A cyber attack has severely disrupted state services in Nevada, forcing the state government to close down offices on Monday, September 25.
State government officials stated that the state technology office detected a network security issue on early Sunday morning, which disrupted various systems, including phone lines, online systems, and websites.
It responded by immediately initiating recovery plans and launching an investigation to determine the nature and scope of the cybersecurity incident.
“On early Sunday morning, the State of Nevada identified a network security incident and immediately engaged in 24/7 recovery efforts. The matter is under active investigation,” Gov. Lambardo’s Press Office posted on X.
Nevada cyber attack disrupts state services, closes offices, and leaks personal data
The cyber attack resulted in the closure of all government offices, leaving residents without the necessary state services. However, many state employees reported on Tuesday as various services began coming back online.

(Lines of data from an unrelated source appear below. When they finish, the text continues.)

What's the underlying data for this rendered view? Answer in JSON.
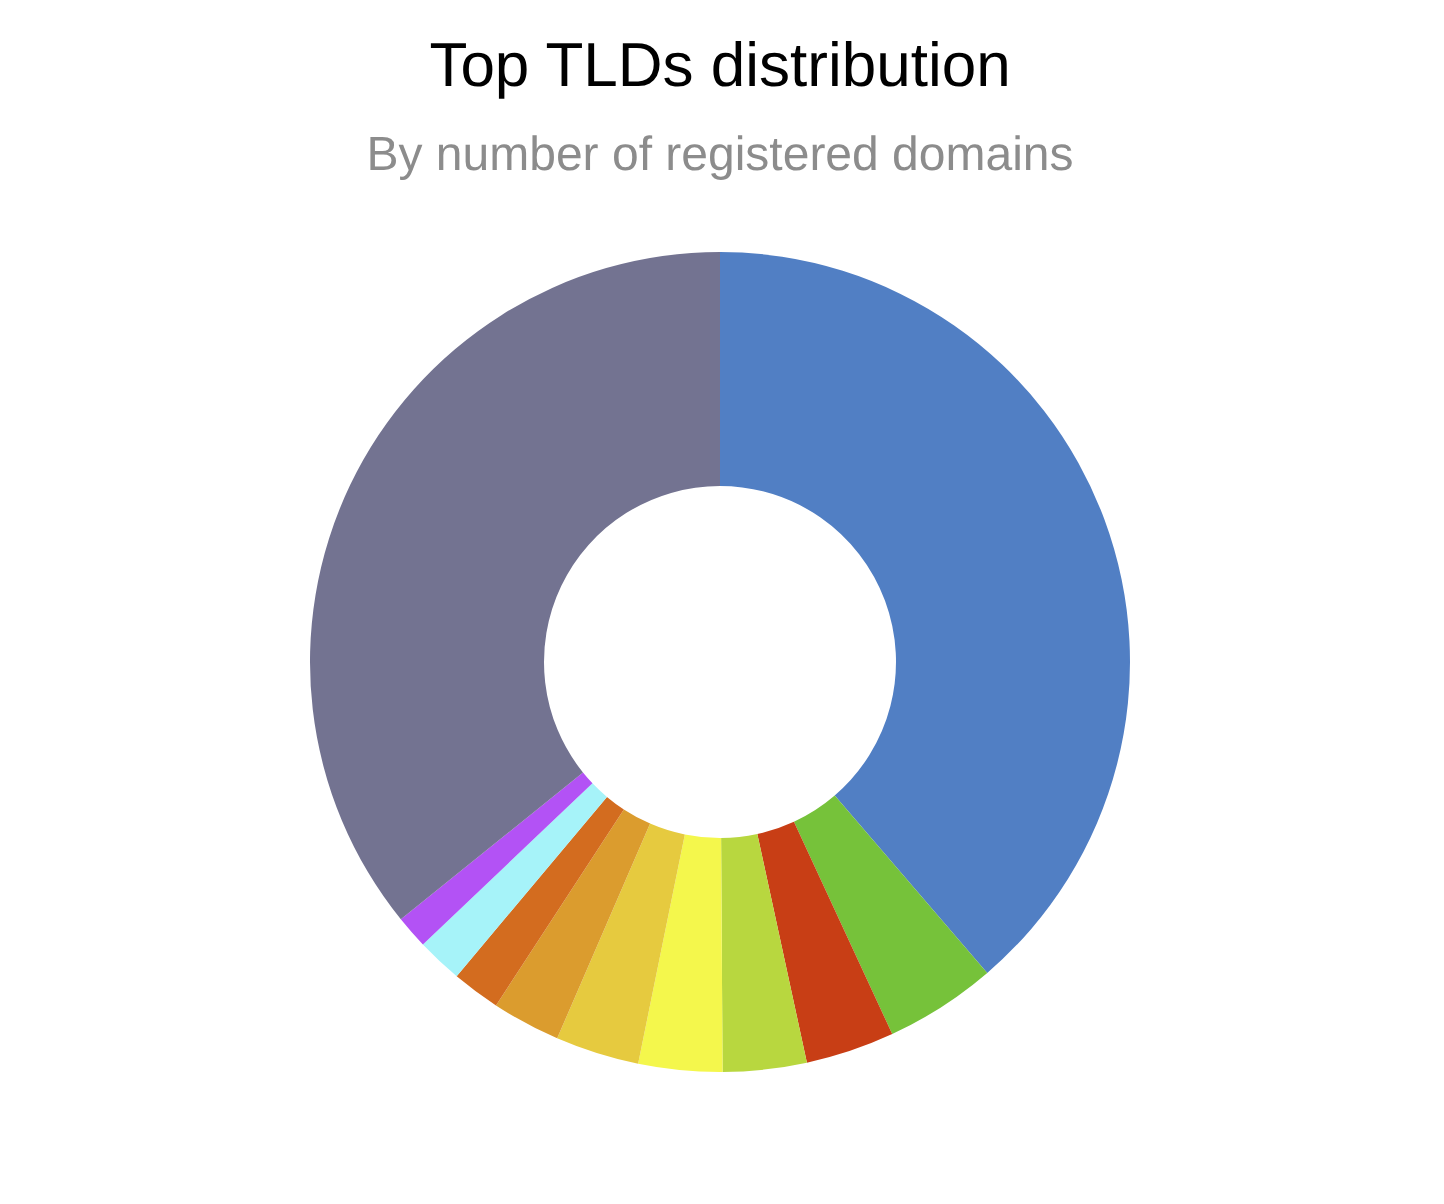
{
  "chart_data": {
    "type": "donut",
    "title": "Top TLDs distribution",
    "subtitle": "By number of registered domains",
    "categories": [
      null,
      null,
      null,
      null,
      null,
      null,
      null,
      null,
      null,
      null,
      null
    ],
    "values": [
      38.7,
      4.4,
      3.5,
      3.3,
      3.3,
      3.3,
      2.7,
      1.9,
      1.8,
      1.3,
      35.8
    ],
    "colors": [
      "#517fc4",
      "#76c23a",
      "#c83e15",
      "#b8d73f",
      "#f4f74c",
      "#e6ca3f",
      "#db9c2e",
      "#d36c1f",
      "#a6f3f9",
      "#b352f5",
      "#737391"
    ],
    "legend": false
  }
}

The cyber attack also did not impact emergency 911 services, which remained fully operational, ensuring no loss of human life due to a cyber incident.
Meanwhile, efforts to restore the impacted systems are also ongoing, although the government has not provided the expected date of resolution.

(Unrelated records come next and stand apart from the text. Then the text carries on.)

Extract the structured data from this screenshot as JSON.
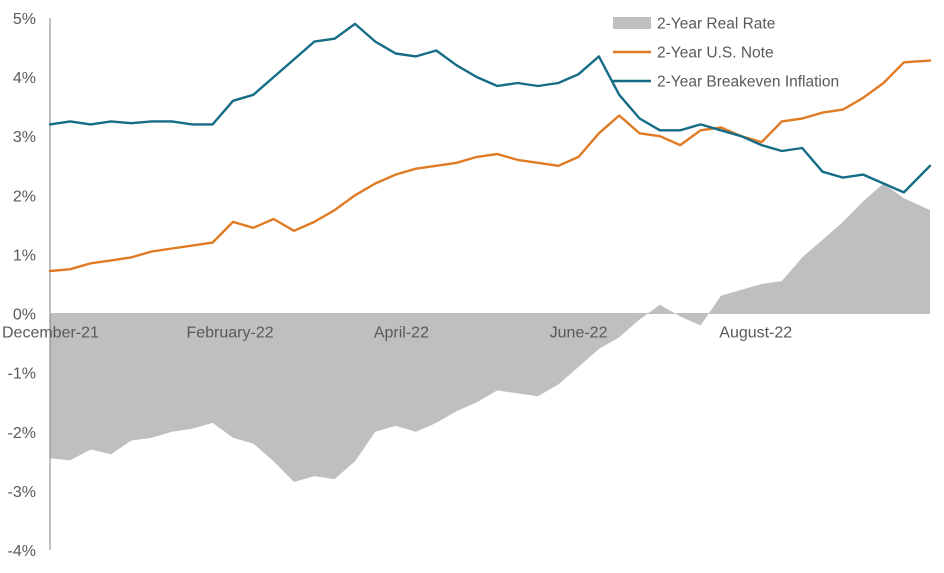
{
  "chart_data": {
    "type": "line",
    "title": "",
    "xlabel": "",
    "ylabel": "",
    "ylim": [
      -4,
      5
    ],
    "y_ticks": [
      "5%",
      "4%",
      "3%",
      "2%",
      "1%",
      "0%",
      "-1%",
      "-2%",
      "-3%",
      "-4%"
    ],
    "x_range": [
      "2021-12-01",
      "2022-09-30"
    ],
    "x_ticks": [
      {
        "label": "December-21",
        "date": "2021-12-01"
      },
      {
        "label": "February-22",
        "date": "2022-02-01"
      },
      {
        "label": "April-22",
        "date": "2022-04-01"
      },
      {
        "label": "June-22",
        "date": "2022-06-01"
      },
      {
        "label": "August-22",
        "date": "2022-08-01"
      }
    ],
    "grid": false,
    "legend": "top-right",
    "series": [
      {
        "name": "2-Year Real Rate",
        "kind": "area",
        "color": "#bfbfbf",
        "points": [
          [
            "2021-12-01",
            -2.45
          ],
          [
            "2021-12-08",
            -2.48
          ],
          [
            "2021-12-15",
            -2.3
          ],
          [
            "2021-12-22",
            -2.38
          ],
          [
            "2021-12-29",
            -2.15
          ],
          [
            "2022-01-05",
            -2.1
          ],
          [
            "2022-01-12",
            -2.0
          ],
          [
            "2022-01-19",
            -1.95
          ],
          [
            "2022-01-26",
            -1.85
          ],
          [
            "2022-02-02",
            -2.1
          ],
          [
            "2022-02-09",
            -2.2
          ],
          [
            "2022-02-16",
            -2.5
          ],
          [
            "2022-02-23",
            -2.85
          ],
          [
            "2022-03-02",
            -2.75
          ],
          [
            "2022-03-09",
            -2.8
          ],
          [
            "2022-03-16",
            -2.5
          ],
          [
            "2022-03-23",
            -2.0
          ],
          [
            "2022-03-30",
            -1.9
          ],
          [
            "2022-04-06",
            -2.0
          ],
          [
            "2022-04-13",
            -1.85
          ],
          [
            "2022-04-20",
            -1.65
          ],
          [
            "2022-04-27",
            -1.5
          ],
          [
            "2022-05-04",
            -1.3
          ],
          [
            "2022-05-11",
            -1.35
          ],
          [
            "2022-05-18",
            -1.4
          ],
          [
            "2022-05-25",
            -1.2
          ],
          [
            "2022-06-01",
            -0.9
          ],
          [
            "2022-06-08",
            -0.6
          ],
          [
            "2022-06-15",
            -0.4
          ],
          [
            "2022-06-22",
            -0.1
          ],
          [
            "2022-06-29",
            0.15
          ],
          [
            "2022-07-06",
            -0.05
          ],
          [
            "2022-07-13",
            -0.2
          ],
          [
            "2022-07-20",
            0.3
          ],
          [
            "2022-07-27",
            0.4
          ],
          [
            "2022-08-03",
            0.5
          ],
          [
            "2022-08-10",
            0.55
          ],
          [
            "2022-08-17",
            0.95
          ],
          [
            "2022-08-24",
            1.25
          ],
          [
            "2022-08-31",
            1.55
          ],
          [
            "2022-09-07",
            1.9
          ],
          [
            "2022-09-14",
            2.2
          ],
          [
            "2022-09-21",
            1.95
          ],
          [
            "2022-09-30",
            1.75
          ]
        ]
      },
      {
        "name": "2-Year U.S. Note",
        "kind": "line",
        "color": "#e07b24",
        "points": [
          [
            "2021-12-01",
            0.72
          ],
          [
            "2021-12-08",
            0.75
          ],
          [
            "2021-12-15",
            0.85
          ],
          [
            "2021-12-22",
            0.9
          ],
          [
            "2021-12-29",
            0.95
          ],
          [
            "2022-01-05",
            1.05
          ],
          [
            "2022-01-12",
            1.1
          ],
          [
            "2022-01-19",
            1.15
          ],
          [
            "2022-01-26",
            1.2
          ],
          [
            "2022-02-02",
            1.55
          ],
          [
            "2022-02-09",
            1.45
          ],
          [
            "2022-02-16",
            1.6
          ],
          [
            "2022-02-23",
            1.4
          ],
          [
            "2022-03-02",
            1.55
          ],
          [
            "2022-03-09",
            1.75
          ],
          [
            "2022-03-16",
            2.0
          ],
          [
            "2022-03-23",
            2.2
          ],
          [
            "2022-03-30",
            2.35
          ],
          [
            "2022-04-06",
            2.45
          ],
          [
            "2022-04-13",
            2.5
          ],
          [
            "2022-04-20",
            2.55
          ],
          [
            "2022-04-27",
            2.65
          ],
          [
            "2022-05-04",
            2.7
          ],
          [
            "2022-05-11",
            2.6
          ],
          [
            "2022-05-18",
            2.55
          ],
          [
            "2022-05-25",
            2.5
          ],
          [
            "2022-06-01",
            2.65
          ],
          [
            "2022-06-08",
            3.05
          ],
          [
            "2022-06-15",
            3.35
          ],
          [
            "2022-06-22",
            3.05
          ],
          [
            "2022-06-29",
            3.0
          ],
          [
            "2022-07-06",
            2.85
          ],
          [
            "2022-07-13",
            3.1
          ],
          [
            "2022-07-20",
            3.15
          ],
          [
            "2022-07-27",
            3.0
          ],
          [
            "2022-08-03",
            2.9
          ],
          [
            "2022-08-10",
            3.25
          ],
          [
            "2022-08-17",
            3.3
          ],
          [
            "2022-08-24",
            3.4
          ],
          [
            "2022-08-31",
            3.45
          ],
          [
            "2022-09-07",
            3.65
          ],
          [
            "2022-09-14",
            3.9
          ],
          [
            "2022-09-21",
            4.25
          ],
          [
            "2022-09-30",
            4.28
          ]
        ]
      },
      {
        "name": "2-Year Breakeven Inflation",
        "kind": "line",
        "color": "#156c86",
        "points": [
          [
            "2021-12-01",
            3.2
          ],
          [
            "2021-12-08",
            3.25
          ],
          [
            "2021-12-15",
            3.2
          ],
          [
            "2021-12-22",
            3.25
          ],
          [
            "2021-12-29",
            3.22
          ],
          [
            "2022-01-05",
            3.25
          ],
          [
            "2022-01-12",
            3.25
          ],
          [
            "2022-01-19",
            3.2
          ],
          [
            "2022-01-26",
            3.2
          ],
          [
            "2022-02-02",
            3.6
          ],
          [
            "2022-02-09",
            3.7
          ],
          [
            "2022-02-16",
            4.0
          ],
          [
            "2022-02-23",
            4.3
          ],
          [
            "2022-03-02",
            4.6
          ],
          [
            "2022-03-09",
            4.65
          ],
          [
            "2022-03-16",
            4.9
          ],
          [
            "2022-03-23",
            4.6
          ],
          [
            "2022-03-30",
            4.4
          ],
          [
            "2022-04-06",
            4.35
          ],
          [
            "2022-04-13",
            4.45
          ],
          [
            "2022-04-20",
            4.2
          ],
          [
            "2022-04-27",
            4.0
          ],
          [
            "2022-05-04",
            3.85
          ],
          [
            "2022-05-11",
            3.9
          ],
          [
            "2022-05-18",
            3.85
          ],
          [
            "2022-05-25",
            3.9
          ],
          [
            "2022-06-01",
            4.05
          ],
          [
            "2022-06-08",
            4.35
          ],
          [
            "2022-06-15",
            3.7
          ],
          [
            "2022-06-22",
            3.3
          ],
          [
            "2022-06-29",
            3.1
          ],
          [
            "2022-07-06",
            3.1
          ],
          [
            "2022-07-13",
            3.2
          ],
          [
            "2022-07-20",
            3.1
          ],
          [
            "2022-07-27",
            3.0
          ],
          [
            "2022-08-03",
            2.85
          ],
          [
            "2022-08-10",
            2.75
          ],
          [
            "2022-08-17",
            2.8
          ],
          [
            "2022-08-24",
            2.4
          ],
          [
            "2022-08-31",
            2.3
          ],
          [
            "2022-09-07",
            2.35
          ],
          [
            "2022-09-14",
            2.2
          ],
          [
            "2022-09-21",
            2.05
          ],
          [
            "2022-09-30",
            2.5
          ]
        ]
      }
    ]
  }
}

However, Nevada is focused on validating all impacted systems before restoration to eradicate the threat, suggesting that recovery would take longer than previously expected.
“The State is focused on restoring services safely and validating systems before returning them to normal operation,” officials stated.

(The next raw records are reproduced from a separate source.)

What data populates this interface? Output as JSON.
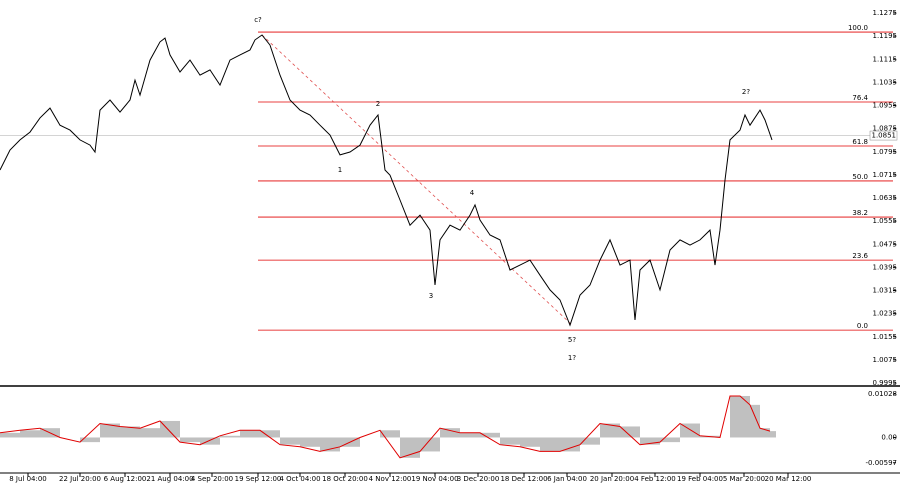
{
  "chart_data": [
    {
      "type": "line",
      "xlim": [
        0,
        893
      ],
      "ylim": [
        0.9995,
        1.1275
      ],
      "yticks": [
        1.1275,
        1.1195,
        1.1115,
        1.1035,
        1.0955,
        1.0875,
        1.0795,
        1.0715,
        1.0635,
        1.0555,
        1.0475,
        1.0395,
        1.0315,
        1.0235,
        1.0155,
        1.0075,
        0.9995
      ],
      "xticks": [
        {
          "value": 28,
          "label": "8 Jul 04:00"
        },
        {
          "value": 80,
          "label": "22 Jul 20:00"
        },
        {
          "value": 125,
          "label": "6 Aug 12:00"
        },
        {
          "value": 170,
          "label": "21 Aug 04:00"
        },
        {
          "value": 212,
          "label": "4 Sep 20:00"
        },
        {
          "value": 258,
          "label": "19 Sep 12:00"
        },
        {
          "value": 300,
          "label": "4 Oct 04:00"
        },
        {
          "value": 345,
          "label": "18 Oct 20:00"
        },
        {
          "value": 390,
          "label": "4 Nov 12:00"
        },
        {
          "value": 435,
          "label": "19 Nov 04:00"
        },
        {
          "value": 478,
          "label": "3 Dec 20:00"
        },
        {
          "value": 524,
          "label": "18 Dec 12:00"
        },
        {
          "value": 567,
          "label": "6 Jan 04:00"
        },
        {
          "value": 612,
          "label": "20 Jan 20:00"
        },
        {
          "value": 655,
          "label": "4 Feb 12:00"
        },
        {
          "value": 700,
          "label": "19 Feb 04:00"
        },
        {
          "value": 744,
          "label": "5 Mar 20:00"
        },
        {
          "value": 788,
          "label": "20 Mar 12:00"
        }
      ],
      "color": "#000000",
      "x": [
        0,
        10,
        20,
        30,
        40,
        50,
        60,
        70,
        80,
        90,
        95,
        100,
        110,
        120,
        130,
        135,
        140,
        150,
        160,
        165,
        170,
        180,
        190,
        200,
        210,
        220,
        230,
        240,
        250,
        255,
        262,
        270,
        280,
        290,
        300,
        310,
        320,
        330,
        340,
        350,
        360,
        370,
        378,
        385,
        390,
        400,
        410,
        420,
        430,
        435,
        440,
        450,
        460,
        470,
        475,
        480,
        490,
        500,
        510,
        520,
        530,
        540,
        550,
        560,
        570,
        575,
        580,
        590,
        600,
        610,
        620,
        630,
        635,
        640,
        650,
        660,
        670,
        680,
        690,
        700,
        710,
        715,
        720,
        725,
        730,
        740,
        745,
        750,
        760,
        765,
        772
      ],
      "values": [
        1.0732,
        1.0801,
        1.0836,
        1.0863,
        1.0912,
        1.0946,
        1.0887,
        1.087,
        1.0836,
        1.0818,
        1.0794,
        1.0939,
        1.0974,
        1.0932,
        1.0974,
        1.1043,
        1.0991,
        1.1112,
        1.1175,
        1.1188,
        1.113,
        1.1071,
        1.1112,
        1.106,
        1.1078,
        1.1026,
        1.1112,
        1.113,
        1.1147,
        1.1182,
        1.1199,
        1.1164,
        1.106,
        1.0974,
        1.0939,
        1.0922,
        1.0887,
        1.0853,
        1.0784,
        1.0794,
        1.0818,
        1.0887,
        1.0922,
        1.0732,
        1.0714,
        1.0628,
        1.0541,
        1.0576,
        1.0524,
        1.0334,
        1.049,
        1.0541,
        1.0524,
        1.0576,
        1.0611,
        1.0559,
        1.0507,
        1.049,
        1.0386,
        1.0403,
        1.042,
        1.0368,
        1.0317,
        1.0282,
        1.0195,
        1.0247,
        1.0299,
        1.0334,
        1.042,
        1.049,
        1.0403,
        1.042,
        1.0213,
        1.0386,
        1.042,
        1.0317,
        1.0455,
        1.049,
        1.0472,
        1.049,
        1.0524,
        1.0403,
        1.0524,
        1.0697,
        1.0836,
        1.087,
        1.0922,
        1.0887,
        1.0939,
        1.0905,
        1.0836
      ],
      "last_price": 1.0851,
      "fib_x": [
        258,
        893
      ],
      "fib_color": "#e00000",
      "fib_levels": [
        {
          "label": "100.0",
          "price": 1.1209
        },
        {
          "label": "76.4",
          "price": 1.0967
        },
        {
          "label": "61.8",
          "price": 1.0815
        },
        {
          "label": "50.0",
          "price": 1.0694
        },
        {
          "label": "38.2",
          "price": 1.0569
        },
        {
          "label": "23.6",
          "price": 1.042
        },
        {
          "label": "0.0",
          "price": 1.0178
        }
      ],
      "trend_line": {
        "x": [
          262,
          572
        ],
        "values": [
          1.1199,
          1.0196
        ],
        "color": "#e05050"
      },
      "annotations": [
        {
          "text": "c?",
          "x": 258,
          "price": 1.1251,
          "color": "#e00000",
          "size": 14
        },
        {
          "text": "2",
          "x": 378,
          "price": 1.096,
          "color": "#2020d0",
          "size": 12
        },
        {
          "text": "1",
          "x": 340,
          "price": 1.0732,
          "color": "#2020d0",
          "size": 12
        },
        {
          "text": "3",
          "x": 431,
          "price": 1.0296,
          "color": "#2020d0",
          "size": 12
        },
        {
          "text": "4",
          "x": 472,
          "price": 1.0652,
          "color": "#2020d0",
          "size": 12
        },
        {
          "text": "5?",
          "x": 572,
          "price": 1.0144,
          "color": "#2020d0",
          "size": 12
        },
        {
          "text": "1?",
          "x": 572,
          "price": 1.0081,
          "color": "#e00000",
          "size": 14
        },
        {
          "text": "2?",
          "x": 746,
          "price": 1.1002,
          "color": "#e00000",
          "size": 14
        }
      ]
    },
    {
      "type": "bar",
      "xlim": [
        0,
        893
      ],
      "ylim": [
        -0.0065,
        0.0105
      ],
      "yticks": [
        0.01028,
        {
          "value": 0,
          "label": "0.00"
        },
        -0.00597
      ],
      "color": "#c0c0c0",
      "line_color": "#e00000",
      "x": [
        0,
        20,
        40,
        60,
        80,
        100,
        120,
        140,
        160,
        180,
        200,
        220,
        240,
        260,
        280,
        300,
        320,
        340,
        360,
        380,
        400,
        420,
        440,
        460,
        480,
        500,
        520,
        540,
        560,
        580,
        600,
        620,
        640,
        660,
        680,
        700,
        720,
        730,
        740,
        750,
        760,
        770
      ],
      "values": [
        0.0011,
        0.0017,
        0.0022,
        0,
        -0.0011,
        0.0033,
        0.0026,
        0.0022,
        0.0039,
        -0.0011,
        -0.0017,
        0.0004,
        0.0017,
        0.0017,
        -0.0017,
        -0.0022,
        -0.0033,
        -0.0022,
        0,
        0.0017,
        -0.0048,
        -0.0033,
        0.0022,
        0.0011,
        0.0011,
        -0.0017,
        -0.0022,
        -0.0033,
        -0.0033,
        -0.0017,
        0.0033,
        0.0026,
        -0.0017,
        -0.0011,
        0.0033,
        0.0004,
        0,
        0.0098,
        0.0098,
        0.0077,
        0.0022,
        0.0015
      ]
    }
  ]
}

So far, Nevada has not disclosed the nature of the cyber incident, although the prolonged disruptions and cautious recovery efforts suggest that ransomware was deployed.
The state has also not disclosed the vector that the threat actors exploited during the cyber attack. However, targeted phishing (spear phishing), system and cloud misconfigurations, the exploitation of unpatched security vulnerabilities, and compromised credentials are among the leading causes of data breaches.
Previously, the Governor’s office assessed that no evidence suggested that the cyber attack resulted in the exfiltration of personal information. However, Nevada’s state chief information officer, Tim Galluzi, later told reporters that personal data was likely copied from the corporate network.
“I must disclose that our ongoing forensic investigation has found evidence that indicates some data has been exfiltrated, or moved outside the state network, by the malicious actors,” Galluzi said.
However, the state was still trying to determine the specific nature of the compromised personal information.
“The attack comes one day after a cyberattack in Maryland disrupted state transportation services,” said Aditya Sood, VP of Security Engineering and AI Strategy at Aryaka. “Nevada residents are being advised to be cautious of scams, and to never share any personal or financial information over phone or email.”
Threat actors unknown
Currently, no cybercrime gang has taken responsibility for the apparent ransomware attack, and the state has also not disclosed receiving any ransom demands.
However, targeting of federal and state services is usually conducted by state-sponsored threat actors and hacktivists seeking to achieve a specific political or geopolitical objective.
While Nevada wishes to promptly restore the impacted state services, paying a ransom was unlikely. Subsequently, the threat actors must monetize their access by selling the stolen data to other cybercriminals or exploiting it to target the victims.
Meanwhile, federal, local, and tribal government agencies are assisting Nevada in responding to the cyber attack and restoring impacted state services.
Government units are attractive targets of state-sponsored and financially motivated threat actors. In July 2025, the City of St. Paul, Minnesota, suffered an apparent ransomware attack, forcing Gov. Tim Walz to activate the National Guard Cyber Unit.
“Cyberattacks on state systems can have destabilizing impacts, extending beyond temporary service disruptions,” Sood concluded.